Some kind of a Higgs mechanism probably has to exists in string theory if it turns out to be the right theory. I think I've read from Green-Schwartz-Witten's book that if the masses were due to higher vibration modes of the string, then the observed particles would be too heavy. So in string theory particles (or strings) still get their masses by coupling to stringy Higgs bosons, if I've understood right. Except I am not sure where the Higgs boson gets its mass in string theory. Maybe it works differently for scalar particles, too bad I don't have the book here right now.sazzles said:I thought string theory was champoined as a TOE by some people, but how can it be if it doesn't resolve the problen of mass.
String theory is a theoretical framework in physics that attempts to explain the fundamental nature of particles and their interactions. It proposes that the most basic building blocks of the universe are not point-like particles, but rather tiny, vibrating strings. The Higgs Boson, also known as the "God particle", is a fundamental particle that is predicted by the Standard Model of particle physics to give other particles their mass. String theory attempts to incorporate the Higgs Boson into its framework, providing a way to unify all known forces and particles in the universe.
The discovery of the Higgs Boson in 2012 confirmed the existence of the Higgs field, which gives particles their mass.
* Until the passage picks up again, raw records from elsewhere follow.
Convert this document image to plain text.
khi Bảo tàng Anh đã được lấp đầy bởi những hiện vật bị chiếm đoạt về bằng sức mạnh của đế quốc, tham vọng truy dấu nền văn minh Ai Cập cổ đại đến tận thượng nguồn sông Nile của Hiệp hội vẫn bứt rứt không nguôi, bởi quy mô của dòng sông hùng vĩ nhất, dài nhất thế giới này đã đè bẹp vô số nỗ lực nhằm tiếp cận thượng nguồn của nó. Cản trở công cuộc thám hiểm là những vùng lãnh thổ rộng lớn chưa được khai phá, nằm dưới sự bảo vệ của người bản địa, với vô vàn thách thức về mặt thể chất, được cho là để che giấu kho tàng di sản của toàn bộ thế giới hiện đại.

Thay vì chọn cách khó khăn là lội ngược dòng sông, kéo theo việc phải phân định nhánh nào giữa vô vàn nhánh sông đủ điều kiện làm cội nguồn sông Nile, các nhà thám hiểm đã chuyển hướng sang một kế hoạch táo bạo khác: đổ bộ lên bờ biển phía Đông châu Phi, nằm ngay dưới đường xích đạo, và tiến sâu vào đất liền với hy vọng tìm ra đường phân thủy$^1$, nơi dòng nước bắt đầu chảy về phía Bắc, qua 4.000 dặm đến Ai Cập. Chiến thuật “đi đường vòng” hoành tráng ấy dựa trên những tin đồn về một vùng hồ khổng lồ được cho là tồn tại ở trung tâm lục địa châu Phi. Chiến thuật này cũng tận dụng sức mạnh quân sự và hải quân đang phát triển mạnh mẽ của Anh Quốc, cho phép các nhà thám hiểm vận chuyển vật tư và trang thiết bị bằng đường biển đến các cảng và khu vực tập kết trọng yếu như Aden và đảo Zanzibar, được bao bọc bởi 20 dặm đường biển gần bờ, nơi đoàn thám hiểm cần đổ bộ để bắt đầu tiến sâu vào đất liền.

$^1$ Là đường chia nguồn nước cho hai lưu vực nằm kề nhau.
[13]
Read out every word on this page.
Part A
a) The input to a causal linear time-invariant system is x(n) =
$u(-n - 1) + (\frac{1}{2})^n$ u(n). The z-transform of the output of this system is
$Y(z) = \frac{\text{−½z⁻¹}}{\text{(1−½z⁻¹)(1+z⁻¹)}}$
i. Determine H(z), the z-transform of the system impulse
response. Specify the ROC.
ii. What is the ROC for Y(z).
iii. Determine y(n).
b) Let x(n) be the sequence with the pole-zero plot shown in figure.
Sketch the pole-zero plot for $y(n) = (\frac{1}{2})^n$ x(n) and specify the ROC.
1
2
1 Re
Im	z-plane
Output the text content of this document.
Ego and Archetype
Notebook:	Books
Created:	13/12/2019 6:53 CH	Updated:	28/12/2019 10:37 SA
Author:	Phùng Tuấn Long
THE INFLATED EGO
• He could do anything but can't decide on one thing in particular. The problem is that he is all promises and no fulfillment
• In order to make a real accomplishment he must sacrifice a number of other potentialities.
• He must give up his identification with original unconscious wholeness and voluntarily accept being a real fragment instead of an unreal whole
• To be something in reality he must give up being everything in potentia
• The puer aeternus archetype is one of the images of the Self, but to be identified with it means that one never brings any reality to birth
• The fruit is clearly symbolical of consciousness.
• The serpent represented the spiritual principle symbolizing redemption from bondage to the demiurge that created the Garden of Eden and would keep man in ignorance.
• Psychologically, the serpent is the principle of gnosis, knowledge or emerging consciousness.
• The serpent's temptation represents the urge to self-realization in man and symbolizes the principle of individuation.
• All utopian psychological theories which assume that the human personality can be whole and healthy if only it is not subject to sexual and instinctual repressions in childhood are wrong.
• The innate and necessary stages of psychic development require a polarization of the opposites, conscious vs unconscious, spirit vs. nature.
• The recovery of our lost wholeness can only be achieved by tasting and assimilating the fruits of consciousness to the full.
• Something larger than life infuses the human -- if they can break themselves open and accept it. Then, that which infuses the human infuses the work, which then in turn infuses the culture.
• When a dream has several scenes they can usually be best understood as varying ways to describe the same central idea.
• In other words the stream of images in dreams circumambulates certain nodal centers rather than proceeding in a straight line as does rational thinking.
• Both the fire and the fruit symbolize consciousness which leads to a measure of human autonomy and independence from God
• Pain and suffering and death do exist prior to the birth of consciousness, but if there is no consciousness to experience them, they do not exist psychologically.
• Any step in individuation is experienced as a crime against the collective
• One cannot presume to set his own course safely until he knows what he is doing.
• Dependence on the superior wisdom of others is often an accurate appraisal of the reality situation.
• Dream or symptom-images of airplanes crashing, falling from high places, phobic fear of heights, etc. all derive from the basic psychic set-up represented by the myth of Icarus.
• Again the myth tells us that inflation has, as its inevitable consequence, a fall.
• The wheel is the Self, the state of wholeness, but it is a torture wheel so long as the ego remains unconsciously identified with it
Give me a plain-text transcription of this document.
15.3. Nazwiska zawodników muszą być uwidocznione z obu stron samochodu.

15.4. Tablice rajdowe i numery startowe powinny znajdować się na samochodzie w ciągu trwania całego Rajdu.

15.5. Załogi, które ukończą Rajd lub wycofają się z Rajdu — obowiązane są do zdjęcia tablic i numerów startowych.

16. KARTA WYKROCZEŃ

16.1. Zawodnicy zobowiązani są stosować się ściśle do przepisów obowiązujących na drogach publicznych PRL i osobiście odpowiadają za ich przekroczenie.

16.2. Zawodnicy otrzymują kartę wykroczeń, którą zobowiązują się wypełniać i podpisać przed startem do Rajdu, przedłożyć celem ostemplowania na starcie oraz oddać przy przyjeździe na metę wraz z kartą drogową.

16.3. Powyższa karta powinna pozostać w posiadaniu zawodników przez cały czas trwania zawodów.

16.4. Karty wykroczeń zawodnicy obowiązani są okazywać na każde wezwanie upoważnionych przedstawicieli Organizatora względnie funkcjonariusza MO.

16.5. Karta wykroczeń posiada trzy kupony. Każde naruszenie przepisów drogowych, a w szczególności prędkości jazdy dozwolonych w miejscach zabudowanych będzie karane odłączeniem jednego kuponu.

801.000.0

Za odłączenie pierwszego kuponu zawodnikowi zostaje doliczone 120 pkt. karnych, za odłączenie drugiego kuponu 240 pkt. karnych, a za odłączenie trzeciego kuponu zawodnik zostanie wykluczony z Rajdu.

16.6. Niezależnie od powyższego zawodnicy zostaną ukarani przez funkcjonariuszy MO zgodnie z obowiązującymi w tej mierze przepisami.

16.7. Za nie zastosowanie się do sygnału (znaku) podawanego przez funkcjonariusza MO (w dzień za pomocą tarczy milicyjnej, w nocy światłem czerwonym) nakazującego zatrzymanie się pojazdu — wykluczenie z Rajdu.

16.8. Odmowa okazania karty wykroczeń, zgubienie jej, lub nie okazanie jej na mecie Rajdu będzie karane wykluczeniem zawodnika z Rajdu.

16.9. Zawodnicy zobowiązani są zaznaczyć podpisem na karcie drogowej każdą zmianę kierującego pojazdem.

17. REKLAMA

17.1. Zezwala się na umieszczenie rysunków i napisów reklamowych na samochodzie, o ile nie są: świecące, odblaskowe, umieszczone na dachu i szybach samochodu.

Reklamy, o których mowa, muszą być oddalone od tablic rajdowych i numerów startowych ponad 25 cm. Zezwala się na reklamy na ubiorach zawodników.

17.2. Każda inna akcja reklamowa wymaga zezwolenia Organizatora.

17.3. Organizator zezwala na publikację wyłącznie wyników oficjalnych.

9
This discovery is a major milestone in our understanding of the universe and the fundamental forces that govern it. It provides evidence for the Standard Model of particle physics and allows us to further explore the origins of the universe and its fundamental building blocks.
String theory is still a theoretical framework and has yet to be fully proven. However, it has the potential to explain many mysteries in physics, such as the unification of the four fundamental forces and the existence of dark matter and dark energy. The discovery and study of the Higgs Boson also has practical applications, such as in medical imaging and cancer treatment.
Scientists are using cutting-edge technologies, such as the Large Hadron Collider, to conduct experiments and collect data on the Higgs Boson and other particles. They are also using mathematical models and simulations to study and test the predictions of string theory. Additionally, collaborations among scientists from different disciplines, such as particle physics and astronomy, are helping to further explore these concepts.
One of the main challenges of string theory is its lack of experimental evidence. As it is a highly complex and abstract theory, it is difficult to test and prove its validity. Additionally, some scientists criticize string theory for being too mathematically complex and lacking in predictive power. As for the Higgs Boson, there are still questions surrounding its properties and how it fits into the Standard Model. Further research and experimentation are needed to address these challenges and criticisms.